The measure was part of a public lands package that failed in the Senate in late December. The package consisted of a wide array of measures, including the renewal of the Land and Water Conservation Fund. Montana’s senators said at the time that it would come back up for a vote in early 2019.

An exact date for that vote isn’t clear, and Tester said Tuesday morning that ending the government shutdown remains the center of attention in Washington, D.C. But he also said he thinks a vote on the suite of public lands bills could happen even before the end of the shutdown.

“The bottom line is I think this public lands package will come up whether the shutdown ends or not,” Tester said.

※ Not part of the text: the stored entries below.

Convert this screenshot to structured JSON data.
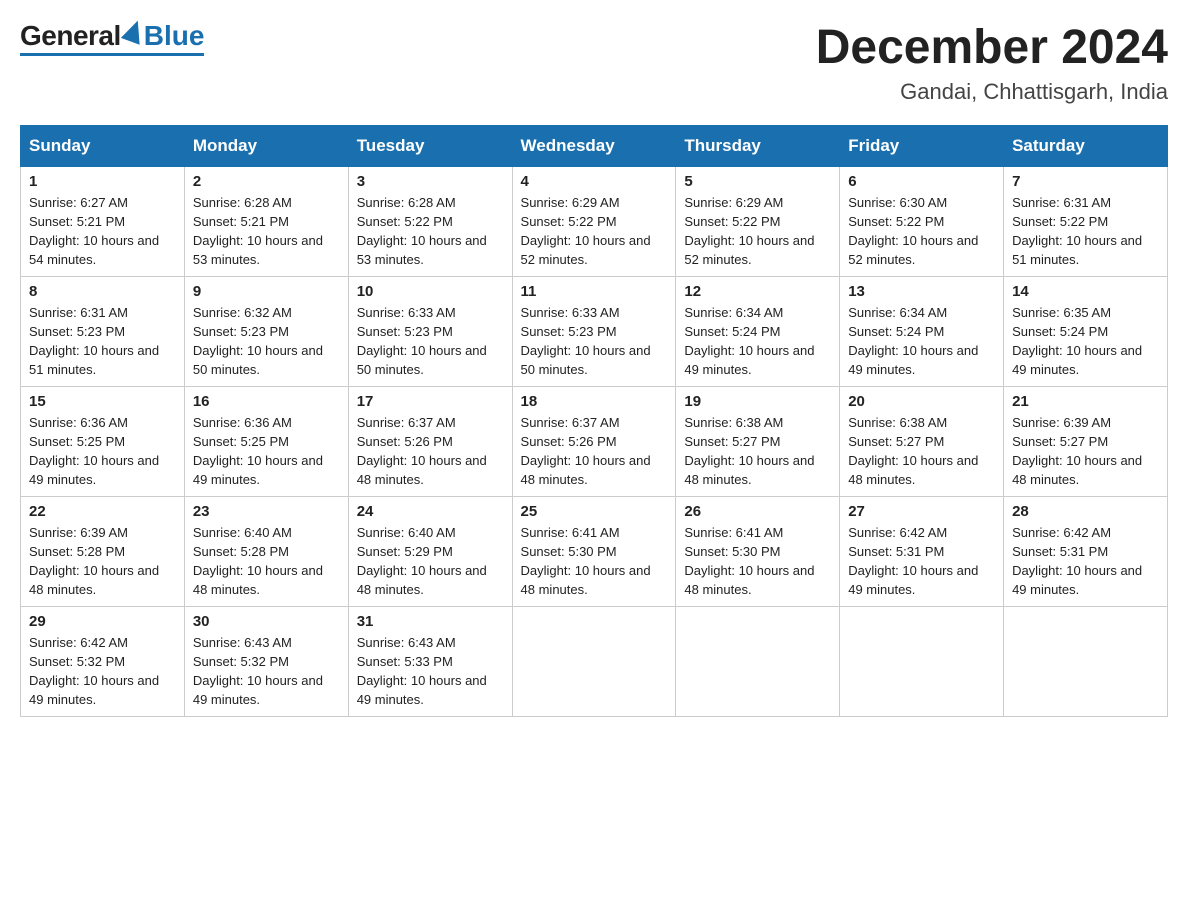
{
  "header": {
    "logo": {
      "general": "General",
      "blue": "Blue"
    },
    "title": "December 2024",
    "subtitle": "Gandai, Chhattisgarh, India"
  },
  "weekdays": [
    "Sunday",
    "Monday",
    "Tuesday",
    "Wednesday",
    "Thursday",
    "Friday",
    "Saturday"
  ],
  "weeks": [
    [
      {
        "day": "1",
        "sunrise": "6:27 AM",
        "sunset": "5:21 PM",
        "daylight": "10 hours and 54 minutes."
      },
      {
        "day": "2",
        "sunrise": "6:28 AM",
        "sunset": "5:21 PM",
        "daylight": "10 hours and 53 minutes."
      },
      {
        "day": "3",
        "sunrise": "6:28 AM",
        "sunset": "5:22 PM",
        "daylight": "10 hours and 53 minutes."
      },
      {
        "day": "4",
        "sunrise": "6:29 AM",
        "sunset": "5:22 PM",
        "daylight": "10 hours and 52 minutes."
      },
      {
        "day": "5",
        "sunrise": "6:29 AM",
        "sunset": "5:22 PM",
        "daylight": "10 hours and 52 minutes."
      },
      {
        "day": "6",
        "sunrise": "6:30 AM",
        "sunset": "5:22 PM",
        "daylight": "10 hours and 52 minutes."
      },
      {
        "day": "7",
        "sunrise": "6:31 AM",
        "sunset": "5:22 PM",
        "daylight": "10 hours and 51 minutes."
      }
    ],
    [
      {
        "day": "8",
        "sunrise": "6:31 AM",
        "sunset": "5:23 PM",
        "daylight": "10 hours and 51 minutes."
      },
      {
        "day": "9",
        "sunrise": "6:32 AM",
        "sunset": "5:23 PM",
        "daylight": "10 hours and 50 minutes."
      },
      {
        "day": "10",
        "sunrise": "6:33 AM",
        "sunset": "5:23 PM",
        "daylight": "10 hours and 50 minutes."
      },
      {
        "day": "11",
        "sunrise": "6:33 AM",
        "sunset": "5:23 PM",
        "daylight": "10 hours and 50 minutes."
      },
      {
        "day": "12",
        "sunrise": "6:34 AM",
        "sunset": "5:24 PM",
        "daylight": "10 hours and 49 minutes."
      },
      {
        "day": "13",
        "sunrise": "6:34 AM",
        "sunset": "5:24 PM",
        "daylight": "10 hours and 49 minutes."
      },
      {
        "day": "14",
        "sunrise": "6:35 AM",
        "sunset": "5:24 PM",
        "daylight": "10 hours and 49 minutes."
      }
    ],
    [
      {
        "day": "15",
        "sunrise": "6:36 AM",
        "sunset": "5:25 PM",
        "daylight": "10 hours and 49 minutes."
      },
      {
        "day": "16",
        "sunrise": "6:36 AM",
        "sunset": "5:25 PM",
        "daylight": "10 hours and 49 minutes."
      },
      {
        "day": "17",
        "sunrise": "6:37 AM",
        "sunset": "5:26 PM",
        "daylight": "10 hours and 48 minutes."
      },
      {
        "day": "18",
        "sunrise": "6:37 AM",
        "sunset": "5:26 PM",
        "daylight": "10 hours and 48 minutes."
      },
      {
        "day": "19",
        "sunrise": "6:38 AM",
        "sunset": "5:27 PM",
        "daylight": "10 hours and 48 minutes."
      },
      {
        "day": "20",
        "sunrise": "6:38 AM",
        "sunset": "5:27 PM",
        "daylight": "10 hours and 48 minutes."
      },
      {
        "day": "21",
        "sunrise": "6:39 AM",
        "sunset": "5:27 PM",
        "daylight": "10 hours and 48 minutes."
      }
    ],
    [
      {
        "day": "22",
        "sunrise": "6:39 AM",
        "sunset": "5:28 PM",
        "daylight": "10 hours and 48 minutes."
      },
      {
        "day": "23",
        "sunrise": "6:40 AM",
        "sunset": "5:28 PM",
        "daylight": "10 hours and 48 minutes."
      },
      {
        "day": "24",
        "sunrise": "6:40 AM",
        "sunset": "5:29 PM",
        "daylight": "10 hours and 48 minutes."
      },
      {
        "day": "25",
        "sunrise": "6:41 AM",
        "sunset": "5:30 PM",
        "daylight": "10 hours and 48 minutes."
      },
      {
        "day": "26",
        "sunrise": "6:41 AM",
        "sunset": "5:30 PM",
        "daylight": "10 hours and 48 minutes."
      },
      {
        "day": "27",
        "sunrise": "6:42 AM",
        "sunset": "5:31 PM",
        "daylight": "10 hours and 49 minutes."
      },
      {
        "day": "28",
        "sunrise": "6:42 AM",
        "sunset": "5:31 PM",
        "daylight": "10 hours and 49 minutes."
      }
    ],
    [
      {
        "day": "29",
        "sunrise": "6:42 AM",
        "sunset": "5:32 PM",
        "daylight": "10 hours and 49 minutes."
      },
      {
        "day": "30",
        "sunrise": "6:43 AM",
        "sunset": "5:32 PM",
        "daylight": "10 hours and 49 minutes."
      },
      {
        "day": "31",
        "sunrise": "6:43 AM",
        "sunset": "5:33 PM",
        "daylight": "10 hours and 49 minutes."
      },
      null,
      null,
      null,
      null
    ]
  ]
}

Tester said he hopes the reintroduction of the mineral withdrawal bill will help pressure Senate leaders for a vote on the public lands legislation. He said he wouldn’t be interested in a deal that advanced those bills but gave in too much to President Trump’s demand for border wall funding, saying “there’s been no plan put forward on how he’s going to spend the money.” He also said several senators are pushing for a vote on the lands measures.

Katie Schoettler, a Daines spokeswoman, said in an email that Daines is one of the senators making that push.

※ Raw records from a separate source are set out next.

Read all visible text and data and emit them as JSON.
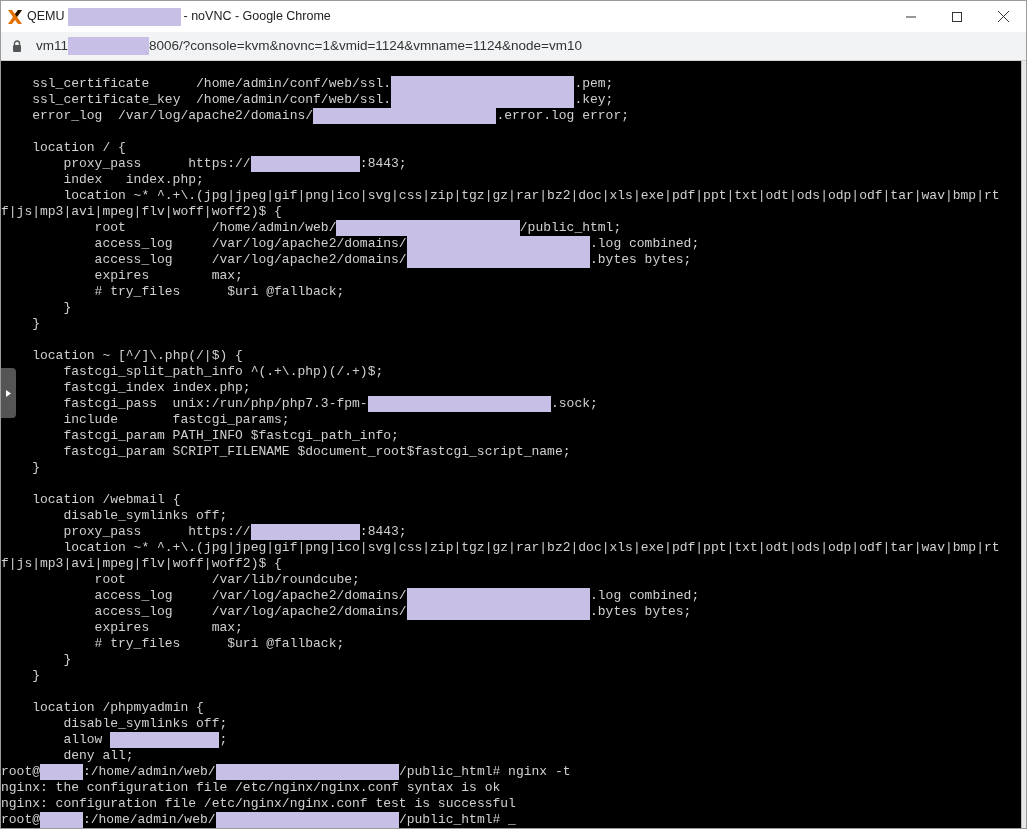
{
  "window": {
    "title": [
      {
        "kind": "text",
        "text": "QEMU"
      },
      {
        "kind": "redacted"
      },
      {
        "kind": "text",
        "text": "- noVNC - Google Chrome"
      }
    ]
  },
  "address_bar": {
    "url": [
      {
        "kind": "text",
        "text": "vm11"
      },
      {
        "kind": "redacted"
      },
      {
        "kind": "text",
        "text": "8006/?console=kvm&novnc=1&vmid=1124&vmname=1124&node=vm10"
      }
    ]
  },
  "terminal": {
    "lines": [
      {
        "kind": "code",
        "segments": [
          {
            "kind": "text",
            "text": "    ssl_certificate      /home/admin/conf/web/ssl."
          },
          {
            "kind": "redacted-long"
          },
          {
            "kind": "text",
            "text": ".pem;"
          }
        ]
      },
      {
        "kind": "code",
        "segments": [
          {
            "kind": "text",
            "text": "    ssl_certificate_key  /home/admin/conf/web/ssl."
          },
          {
            "kind": "redacted-long"
          },
          {
            "kind": "text",
            "text": ".key;"
          }
        ]
      },
      {
        "kind": "code",
        "segments": [
          {
            "kind": "text",
            "text": "    error_log  /var/log/apache2/domains/"
          },
          {
            "kind": "redacted-long"
          },
          {
            "kind": "text",
            "text": ".error.log error;"
          }
        ]
      },
      {
        "kind": "blank"
      },
      {
        "kind": "code",
        "segments": [
          {
            "kind": "text",
            "text": "    location / {"
          }
        ]
      },
      {
        "kind": "code",
        "segments": [
          {
            "kind": "text",
            "text": "        proxy_pass      https://"
          },
          {
            "kind": "redacted-medium"
          },
          {
            "kind": "text",
            "text": ":8443;"
          }
        ]
      },
      {
        "kind": "code",
        "segments": [
          {
            "kind": "text",
            "text": "        index   index.php;"
          }
        ]
      },
      {
        "kind": "code",
        "segments": [
          {
            "kind": "text",
            "text": "        location ~* ^.+\\.(jpg|jpeg|gif|png|ico|svg|css|zip|tgz|gz|rar|bz2|doc|xls|exe|pdf|ppt|txt|odt|ods|odp|odf|tar|wav|bmp|rt"
          }
        ]
      },
      {
        "kind": "code",
        "segments": [
          {
            "kind": "text",
            "text": "f|js|mp3|avi|mpeg|flv|woff|woff2)$ {"
          }
        ]
      },
      {
        "kind": "code",
        "segments": [
          {
            "kind": "text",
            "text": "            root           /home/admin/web/"
          },
          {
            "kind": "redacted-long"
          },
          {
            "kind": "text",
            "text": "/public_html;"
          }
        ]
      },
      {
        "kind": "code",
        "segments": [
          {
            "kind": "text",
            "text": "            access_log     /var/log/apache2/domains/"
          },
          {
            "kind": "redacted-long"
          },
          {
            "kind": "text",
            "text": ".log combined;"
          }
        ]
      },
      {
        "kind": "code",
        "segments": [
          {
            "kind": "text",
            "text": "            access_log     /var/log/apache2/domains/"
          },
          {
            "kind": "redacted-long"
          },
          {
            "kind": "text",
            "text": ".bytes bytes;"
          }
        ]
      },
      {
        "kind": "code",
        "segments": [
          {
            "kind": "text",
            "text": "            expires        max;"
          }
        ]
      },
      {
        "kind": "code",
        "segments": [
          {
            "kind": "text",
            "text": "            # try_files      $uri @fallback;"
          }
        ]
      },
      {
        "kind": "code",
        "segments": [
          {
            "kind": "text",
            "text": "        }"
          }
        ]
      },
      {
        "kind": "code",
        "segments": [
          {
            "kind": "text",
            "text": "    }"
          }
        ]
      },
      {
        "kind": "blank"
      },
      {
        "kind": "code",
        "segments": [
          {
            "kind": "text",
            "text": "    location ~ [^/]\\.php(/|$) {"
          }
        ]
      },
      {
        "kind": "code",
        "segments": [
          {
            "kind": "text",
            "text": "        fastcgi_split_path_info ^(.+\\.php)(/.+)$;"
          }
        ]
      },
      {
        "kind": "code",
        "segments": [
          {
            "kind": "text",
            "text": "        fastcgi_index index.php;"
          }
        ]
      },
      {
        "kind": "code",
        "segments": [
          {
            "kind": "text",
            "text": "        fastcgi_pass  unix:/run/php/php7.3-fpm-"
          },
          {
            "kind": "redacted-long"
          },
          {
            "kind": "text",
            "text": ".sock;"
          }
        ]
      },
      {
        "kind": "code",
        "segments": [
          {
            "kind": "text",
            "text": "        include       fastcgi_params;"
          }
        ]
      },
      {
        "kind": "code",
        "segments": [
          {
            "kind": "text",
            "text": "        fastcgi_param PATH_INFO $fastcgi_path_info;"
          }
        ]
      },
      {
        "kind": "code",
        "segments": [
          {
            "kind": "text",
            "text": "        fastcgi_param SCRIPT_FILENAME $document_root$fastcgi_script_name;"
          }
        ]
      },
      {
        "kind": "code",
        "segments": [
          {
            "kind": "text",
            "text": "    }"
          }
        ]
      },
      {
        "kind": "blank"
      },
      {
        "kind": "code",
        "segments": [
          {
            "kind": "text",
            "text": "    location /webmail {"
          }
        ]
      },
      {
        "kind": "code",
        "segments": [
          {
            "kind": "text",
            "text": "        disable_symlinks off;"
          }
        ]
      },
      {
        "kind": "code",
        "segments": [
          {
            "kind": "text",
            "text": "        proxy_pass      https://"
          },
          {
            "kind": "redacted-medium"
          },
          {
            "kind": "text",
            "text": ":8443;"
          }
        ]
      },
      {
        "kind": "code",
        "segments": [
          {
            "kind": "text",
            "text": "        location ~* ^.+\\.(jpg|jpeg|gif|png|ico|svg|css|zip|tgz|gz|rar|bz2|doc|xls|exe|pdf|ppt|txt|odt|ods|odp|odf|tar|wav|bmp|rt"
          }
        ]
      },
      {
        "kind": "code",
        "segments": [
          {
            "kind": "text",
            "text": "f|js|mp3|avi|mpeg|flv|woff|woff2)$ {"
          }
        ]
      },
      {
        "kind": "code",
        "segments": [
          {
            "kind": "text",
            "text": "            root           /var/lib/roundcube;"
          }
        ]
      },
      {
        "kind": "code",
        "segments": [
          {
            "kind": "text",
            "text": "            access_log     /var/log/apache2/domains/"
          },
          {
            "kind": "redacted-long"
          },
          {
            "kind": "text",
            "text": ".log combined;"
          }
        ]
      },
      {
        "kind": "code",
        "segments": [
          {
            "kind": "text",
            "text": "            access_log     /var/log/apache2/domains/"
          },
          {
            "kind": "redacted-long"
          },
          {
            "kind": "text",
            "text": ".bytes bytes;"
          }
        ]
      },
      {
        "kind": "code",
        "segments": [
          {
            "kind": "text",
            "text": "            expires        max;"
          }
        ]
      },
      {
        "kind": "code",
        "segments": [
          {
            "kind": "text",
            "text": "            # try_files      $uri @fallback;"
          }
        ]
      },
      {
        "kind": "code",
        "segments": [
          {
            "kind": "text",
            "text": "        }"
          }
        ]
      },
      {
        "kind": "code",
        "segments": [
          {
            "kind": "text",
            "text": "    }"
          }
        ]
      },
      {
        "kind": "blank"
      },
      {
        "kind": "code",
        "segments": [
          {
            "kind": "text",
            "text": "    location /phpmyadmin {"
          }
        ]
      },
      {
        "kind": "code",
        "segments": [
          {
            "kind": "text",
            "text": "        disable_symlinks off;"
          }
        ]
      },
      {
        "kind": "code",
        "segments": [
          {
            "kind": "text",
            "text": "        allow "
          },
          {
            "kind": "redacted-medium"
          },
          {
            "kind": "text",
            "text": ";"
          }
        ]
      },
      {
        "kind": "code",
        "segments": [
          {
            "kind": "text",
            "text": "        deny all;"
          }
        ]
      },
      {
        "kind": "code",
        "segments": [
          {
            "kind": "text",
            "text": "root@"
          },
          {
            "kind": "redacted-short"
          },
          {
            "kind": "text",
            "text": ":/home/admin/web/"
          },
          {
            "kind": "redacted-long"
          },
          {
            "kind": "text",
            "text": "/public_html# nginx -t"
          }
        ]
      },
      {
        "kind": "code",
        "segments": [
          {
            "kind": "text",
            "text": "nginx: the configuration file /etc/nginx/nginx.conf syntax is ok"
          }
        ]
      },
      {
        "kind": "code",
        "segments": [
          {
            "kind": "text",
            "text": "nginx: configuration file /etc/nginx/nginx.conf test is successful"
          }
        ]
      },
      {
        "kind": "code",
        "segments": [
          {
            "kind": "text",
            "text": "root@"
          },
          {
            "kind": "redacted-short"
          },
          {
            "kind": "text",
            "text": ":/home/admin/web/"
          },
          {
            "kind": "redacted-long"
          },
          {
            "kind": "text",
            "text": "/public_html# _"
          }
        ]
      }
    ]
  }
}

“The senator believes we can do it all — fund our government while protecting our national security, and vote on what will be one of the biggest accomplishments in conservation for Montana and the country in decades,” Schoettler said in an email.

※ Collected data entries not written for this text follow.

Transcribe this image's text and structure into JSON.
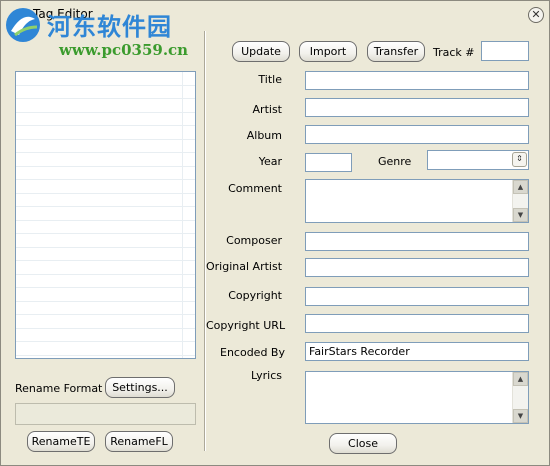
{
  "window": {
    "title": "Tag Editor",
    "close_glyph": "✕"
  },
  "watermark": {
    "name": "河东软件园",
    "url": "www.pc0359.cn"
  },
  "left_panel": {
    "rename_format_label": "Rename Format",
    "settings_button": "Settings...",
    "rename_format_value": "",
    "rename_te_button": "RenameTE",
    "rename_fl_button": "RenameFL"
  },
  "toolbar": {
    "update_button": "Update",
    "import_button": "Import",
    "transfer_button": "Transfer",
    "track_label": "Track #",
    "track_value": ""
  },
  "fields": {
    "title_label": "Title",
    "title_value": "",
    "artist_label": "Artist",
    "artist_value": "",
    "album_label": "Album",
    "album_value": "",
    "year_label": "Year",
    "year_value": "",
    "genre_label": "Genre",
    "genre_value": "",
    "comment_label": "Comment",
    "comment_value": "",
    "composer_label": "Composer",
    "composer_value": "",
    "original_artist_label": "Original Artist",
    "original_artist_value": "",
    "copyright_label": "Copyright",
    "copyright_value": "",
    "copyright_url_label": "Copyright URL",
    "copyright_url_value": "",
    "encoded_by_label": "Encoded By",
    "encoded_by_value": "FairStars Recorder",
    "lyrics_label": "Lyrics",
    "lyrics_value": ""
  },
  "footer": {
    "close_button": "Close"
  },
  "icons": {
    "scroll_up": "▲",
    "scroll_down": "▼",
    "combo": "⇕"
  },
  "colors": {
    "window_bg": "#ece9d8",
    "field_border": "#7f9db9",
    "watermark_blue": "#2f86d6",
    "watermark_green": "#3b9b2d"
  }
}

The mineral withdrawal bill is identical to one Tester and Gianforte introduced in 2017. Daines, who has said he’s always been a supporter of the bill, was the last to sign on as a sponsor, doing so just before it failed in late December.

It would block new mining claims on a swath of public lands near Emigrant Peak and near Jardine. Separate mining companies have sought permission for exploratory drilling in the areas.

Environmentalists and locals have fought against the two proposals, arguing that the work could lead to large-scale mines with the potential to sully the environment and harm the region’s tourism-based economy. They believe the withdrawal will hamper any expansion plans the companies have, and could prevent large-scale development.

In October, former Interior Secretary Ryan Zinke ordered a 20-year withdrawal — the longest term he could order. Supporters of the moratorium rejoiced but said they would continue pushing for permanent protection.

The bill cleared committee hearings in both the House and the Senate during the last Congress. It was close to passage during budget talks last spring, and again in December as part of the lands package.

Karrie Kahle, community director for the Yellowstone Gateway Business Coalition, thanked Tester for introducing the bill again in a statement sent Tuesday.

“We have never been in a stronger position to pass this legislation thanks to a fully united Montana delegation,” Kahle said.